Gelecek aybaşında yapılacak genel seçimlerin sağladığı motivasyonla siyasal partilerin hepsinin, önceki seçimlerle kıyaslanmayacak ölçüde ekonomi ve proje yoğunluklu programlar hazırlamış olmaları, onların da kronikleşen sorunların farkında olduğunu gösteriyor. Hiç değilse siyasi rekabetin içeriği daha yararlı bir platforma kaymış, strateji tartışmaları yaygınlaşmış oluyor. Üstelik yine benim hatırladığım kadarıyla ilk defa seçim beyannamelerinde Ar-Ge'ye, bilim ve teknolojiye geniş yer ayırıyorlar. Umalım ki vaadlerinin uygulamaya nasıl aktarılacağını, hayata nasıl geçeceğini de planlamış olsunlar...

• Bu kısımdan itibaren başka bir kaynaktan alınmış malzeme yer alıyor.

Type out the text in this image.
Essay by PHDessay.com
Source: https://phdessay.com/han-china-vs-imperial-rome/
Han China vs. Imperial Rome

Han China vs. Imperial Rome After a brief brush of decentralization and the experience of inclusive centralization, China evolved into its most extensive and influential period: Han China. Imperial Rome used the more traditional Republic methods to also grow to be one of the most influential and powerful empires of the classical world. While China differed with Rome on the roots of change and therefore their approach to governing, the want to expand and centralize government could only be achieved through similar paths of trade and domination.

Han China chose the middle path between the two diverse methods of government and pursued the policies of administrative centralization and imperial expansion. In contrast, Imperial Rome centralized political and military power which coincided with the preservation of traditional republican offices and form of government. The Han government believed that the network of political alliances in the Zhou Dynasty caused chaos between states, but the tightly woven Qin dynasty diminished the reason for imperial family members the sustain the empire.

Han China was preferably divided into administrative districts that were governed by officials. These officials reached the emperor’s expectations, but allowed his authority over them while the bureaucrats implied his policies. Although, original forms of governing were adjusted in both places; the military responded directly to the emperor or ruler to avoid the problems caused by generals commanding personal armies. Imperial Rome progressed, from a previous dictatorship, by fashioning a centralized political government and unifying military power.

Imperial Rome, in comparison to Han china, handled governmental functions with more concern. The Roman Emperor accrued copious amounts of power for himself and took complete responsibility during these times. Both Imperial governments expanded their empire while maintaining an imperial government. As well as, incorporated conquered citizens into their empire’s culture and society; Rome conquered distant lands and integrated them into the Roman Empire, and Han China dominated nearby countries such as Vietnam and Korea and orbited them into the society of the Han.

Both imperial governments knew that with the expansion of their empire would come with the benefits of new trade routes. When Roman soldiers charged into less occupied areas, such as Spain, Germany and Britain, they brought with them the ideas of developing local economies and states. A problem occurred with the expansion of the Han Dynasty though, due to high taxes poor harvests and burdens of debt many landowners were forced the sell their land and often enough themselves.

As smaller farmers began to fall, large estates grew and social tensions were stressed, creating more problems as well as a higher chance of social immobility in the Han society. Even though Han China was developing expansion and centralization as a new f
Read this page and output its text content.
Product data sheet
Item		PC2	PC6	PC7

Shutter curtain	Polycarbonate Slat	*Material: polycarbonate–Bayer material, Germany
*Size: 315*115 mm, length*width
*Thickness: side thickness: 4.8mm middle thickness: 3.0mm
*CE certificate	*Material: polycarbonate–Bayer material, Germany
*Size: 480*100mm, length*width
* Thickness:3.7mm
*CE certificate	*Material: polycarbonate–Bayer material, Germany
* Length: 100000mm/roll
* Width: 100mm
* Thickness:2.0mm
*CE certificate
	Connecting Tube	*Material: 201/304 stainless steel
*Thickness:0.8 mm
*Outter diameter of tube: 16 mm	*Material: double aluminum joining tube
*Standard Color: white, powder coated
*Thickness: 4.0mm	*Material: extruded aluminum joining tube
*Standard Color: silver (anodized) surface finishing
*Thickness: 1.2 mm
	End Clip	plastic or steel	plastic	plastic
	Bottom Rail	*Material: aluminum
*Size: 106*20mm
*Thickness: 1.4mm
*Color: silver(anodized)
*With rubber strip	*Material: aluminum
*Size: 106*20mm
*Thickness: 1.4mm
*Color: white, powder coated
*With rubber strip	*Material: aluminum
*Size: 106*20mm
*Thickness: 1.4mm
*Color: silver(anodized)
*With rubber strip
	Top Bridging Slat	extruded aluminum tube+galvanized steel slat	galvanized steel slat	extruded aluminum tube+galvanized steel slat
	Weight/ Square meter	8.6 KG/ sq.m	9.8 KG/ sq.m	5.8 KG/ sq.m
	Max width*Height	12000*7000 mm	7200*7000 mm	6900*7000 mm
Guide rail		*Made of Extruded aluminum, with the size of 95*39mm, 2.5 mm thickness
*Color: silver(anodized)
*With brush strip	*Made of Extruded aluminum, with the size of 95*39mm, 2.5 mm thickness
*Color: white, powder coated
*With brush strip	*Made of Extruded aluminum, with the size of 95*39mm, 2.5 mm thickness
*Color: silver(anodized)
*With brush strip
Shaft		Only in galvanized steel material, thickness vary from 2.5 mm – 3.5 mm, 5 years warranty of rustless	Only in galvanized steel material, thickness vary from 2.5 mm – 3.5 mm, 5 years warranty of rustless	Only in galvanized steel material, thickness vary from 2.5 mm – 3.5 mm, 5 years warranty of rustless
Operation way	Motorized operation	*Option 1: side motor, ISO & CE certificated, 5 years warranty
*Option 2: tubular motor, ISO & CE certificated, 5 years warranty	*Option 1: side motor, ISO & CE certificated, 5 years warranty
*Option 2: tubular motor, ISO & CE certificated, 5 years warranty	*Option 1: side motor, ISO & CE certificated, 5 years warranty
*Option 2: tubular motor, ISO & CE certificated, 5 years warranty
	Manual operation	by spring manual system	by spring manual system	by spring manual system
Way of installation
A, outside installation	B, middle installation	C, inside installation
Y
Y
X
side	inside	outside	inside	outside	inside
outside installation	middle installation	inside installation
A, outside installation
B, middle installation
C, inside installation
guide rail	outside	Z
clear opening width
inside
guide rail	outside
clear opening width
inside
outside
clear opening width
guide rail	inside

Geçen hafta B-20 çerçevesinde İstanbul'da kurulan Dünya Kobi Forumu da, Türkiye’nin dünyadaki başarı örneklerini incelemesini ve dersler çıkarmasını sağladığı takdirde yararlı olacak. Yoksa kendi Kobi'lerimizin önemli bir rol model olacak hikayeleri mevcut değil. Sayıca işletmelerimizin yüzde 99.8'ini teşkil etmelerine karşılık katma değerin ancak yüzde 54' ünü, ihracatın da yüzde 59'unu karşılıyorlar. Çok sınırlı istisnalar dışında teknoloji de üretmiyorlar. Yani bu bakımdan batılı, sözgelişi Alman Kobi'leriyle benzeşmiyorlar. Bizimkiler genellikle üretimden, dağıtımdaki hizmet katkısı ya da sürecin düşük katma değerli tedarikçisi olarak pay alıyorlar; işletme sermayesi sıkıntısı içindeler ve can suyu desteğine ihtiyaç duyuyorlar. Ölçek dezavantajı nedeniyle de küresel rekabet yetenekleri sınırlı. Kimbilir belki de uygulama ile birlikte tasarlanan bir Kobi stratejisi, reel ekonomideki dönüşümün öncü adımı olarak gündeme gelir. Umutları canlı tutmak gerek.